Culture › Arts visuels

Cameroun-cinéma : Muriel Blanche dans la peau d’Aline; un film tiré par les cheveux…

Long métrage produit par Muriel Blanche
Muriel Blanche au bout des épreuves

C’est le rôle qu’incarne la comédienne camerounaise dans son dernier long métrage. Un film riche en émotions et en rebondissements mais un peu trop tiré par les cheveux.

Diffusé en prime time mardi dernier sur Canal + première, le film Aline a séduit plus d’un. Sur la toile, il a fait couler des larmes mais aussi beaucoup d’encres et de salives.

À  le regarder, on a le souvenir des longs métrages nigérians qui ont bercé notre enfance. L’histoire de cette fille naïve qui tombe enceinte puis se fait chasser de la maison familiale. Et ensuite, le ciel lui tombe sur la tête. Après quoi la vie fini par lui sourire.

Pendant deux heures de temps, on assiste à une vie de chagrin, de souffrance et de larmes peut-être un peu trop, selon certains cinéphiles.

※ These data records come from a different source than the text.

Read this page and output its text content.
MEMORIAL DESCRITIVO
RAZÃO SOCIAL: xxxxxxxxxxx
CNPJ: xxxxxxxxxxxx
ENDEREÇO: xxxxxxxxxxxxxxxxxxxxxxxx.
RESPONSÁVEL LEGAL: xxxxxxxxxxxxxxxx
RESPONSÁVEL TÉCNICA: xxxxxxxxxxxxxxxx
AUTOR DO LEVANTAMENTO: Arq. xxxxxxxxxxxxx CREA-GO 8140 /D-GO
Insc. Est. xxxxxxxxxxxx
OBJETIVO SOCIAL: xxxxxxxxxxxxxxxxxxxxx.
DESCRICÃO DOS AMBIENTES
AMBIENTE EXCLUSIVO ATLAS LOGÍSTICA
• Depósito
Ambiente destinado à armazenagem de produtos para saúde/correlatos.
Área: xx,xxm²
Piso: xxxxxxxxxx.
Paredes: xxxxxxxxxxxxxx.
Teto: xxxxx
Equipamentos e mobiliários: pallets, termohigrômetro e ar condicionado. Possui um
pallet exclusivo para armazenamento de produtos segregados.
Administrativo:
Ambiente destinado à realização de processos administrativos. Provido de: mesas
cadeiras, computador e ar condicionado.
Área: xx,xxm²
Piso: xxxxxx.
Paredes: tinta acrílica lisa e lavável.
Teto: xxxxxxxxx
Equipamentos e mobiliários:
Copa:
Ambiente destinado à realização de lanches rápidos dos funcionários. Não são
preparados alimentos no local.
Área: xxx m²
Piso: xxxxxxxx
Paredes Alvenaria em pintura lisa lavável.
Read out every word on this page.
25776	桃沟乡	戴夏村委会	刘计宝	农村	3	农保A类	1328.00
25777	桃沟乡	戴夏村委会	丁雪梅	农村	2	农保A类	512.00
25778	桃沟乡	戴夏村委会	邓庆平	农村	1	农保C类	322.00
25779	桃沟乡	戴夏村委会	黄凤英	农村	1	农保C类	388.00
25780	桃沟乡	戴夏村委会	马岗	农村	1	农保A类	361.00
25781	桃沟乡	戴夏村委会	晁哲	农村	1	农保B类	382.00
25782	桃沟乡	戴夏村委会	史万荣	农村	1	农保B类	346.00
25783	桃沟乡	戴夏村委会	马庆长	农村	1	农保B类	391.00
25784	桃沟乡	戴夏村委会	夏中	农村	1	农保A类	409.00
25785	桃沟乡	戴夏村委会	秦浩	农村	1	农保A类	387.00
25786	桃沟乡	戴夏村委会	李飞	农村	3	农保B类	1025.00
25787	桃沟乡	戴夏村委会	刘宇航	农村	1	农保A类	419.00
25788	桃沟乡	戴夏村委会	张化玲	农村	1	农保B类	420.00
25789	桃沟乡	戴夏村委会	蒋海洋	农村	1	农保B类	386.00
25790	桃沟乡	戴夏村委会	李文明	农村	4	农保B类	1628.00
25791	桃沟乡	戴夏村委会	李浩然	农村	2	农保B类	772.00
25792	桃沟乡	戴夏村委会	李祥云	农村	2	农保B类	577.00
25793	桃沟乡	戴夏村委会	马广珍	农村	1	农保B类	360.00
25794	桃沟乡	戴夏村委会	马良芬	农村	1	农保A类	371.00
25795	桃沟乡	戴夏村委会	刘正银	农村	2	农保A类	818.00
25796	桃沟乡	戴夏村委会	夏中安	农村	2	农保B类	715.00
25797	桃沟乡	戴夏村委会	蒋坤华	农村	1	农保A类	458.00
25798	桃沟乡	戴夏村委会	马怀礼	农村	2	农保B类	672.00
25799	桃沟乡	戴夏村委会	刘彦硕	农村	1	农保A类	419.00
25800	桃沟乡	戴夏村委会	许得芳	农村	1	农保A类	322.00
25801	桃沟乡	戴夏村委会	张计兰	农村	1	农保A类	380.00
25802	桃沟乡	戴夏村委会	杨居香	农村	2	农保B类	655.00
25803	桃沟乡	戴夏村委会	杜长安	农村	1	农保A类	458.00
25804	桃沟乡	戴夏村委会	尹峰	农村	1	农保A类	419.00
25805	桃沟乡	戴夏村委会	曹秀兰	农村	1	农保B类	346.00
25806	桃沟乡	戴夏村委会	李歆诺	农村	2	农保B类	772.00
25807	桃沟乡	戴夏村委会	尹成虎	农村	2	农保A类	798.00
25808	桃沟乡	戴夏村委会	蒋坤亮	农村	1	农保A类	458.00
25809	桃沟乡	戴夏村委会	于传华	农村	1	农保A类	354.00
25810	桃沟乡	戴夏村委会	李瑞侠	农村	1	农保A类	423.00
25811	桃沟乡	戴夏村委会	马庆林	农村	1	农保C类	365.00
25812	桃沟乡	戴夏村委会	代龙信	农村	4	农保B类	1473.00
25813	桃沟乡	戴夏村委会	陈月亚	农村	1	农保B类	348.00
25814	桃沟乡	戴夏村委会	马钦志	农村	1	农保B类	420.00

Aline qui tombe enceinte à deux reprises, se fait chasser et maudire par son père de la maison familiale, passe à côté d’un viol par une femme et échappe à un assassinat.

Jusque-là, côté scénario, on est plutôt à son aise et ça passe néanmoins. Puis comme dans les comptes de fées, un bon samaritain apparaît et vole au secours d’Aline.

Beaucoup se seraient attendus à ce qu’Hugo après avoir renversé Aline avec son véhicule et l’avoir secouru tombe amoureux d’elle. Mais non. Il va simplement aider cette dernière à percer professionnellement et faire d’elle une cheffe d’entreprise.

Le film aurait pu alors s’arrêter là. Mais fort de l’ingéniosité du scénariste si on le veut bien, il va aller plus loin. On nous sert rebondissements sur rebondissements.

Aline après avoir retrouvé une vie d’aisance grâce à son boulot se fait voler son bébé. Et ce sont des lamentations comme à chaque scène du film qui refont surface. Tellement de pleurs dans cette production comme si ce fut la seule façon de transmettre l’émotion.

Etonnant encore est le sourire de sa petite-sœur (Marcelle Kuetche) lorqu’Aline se fait consoler par sa mère.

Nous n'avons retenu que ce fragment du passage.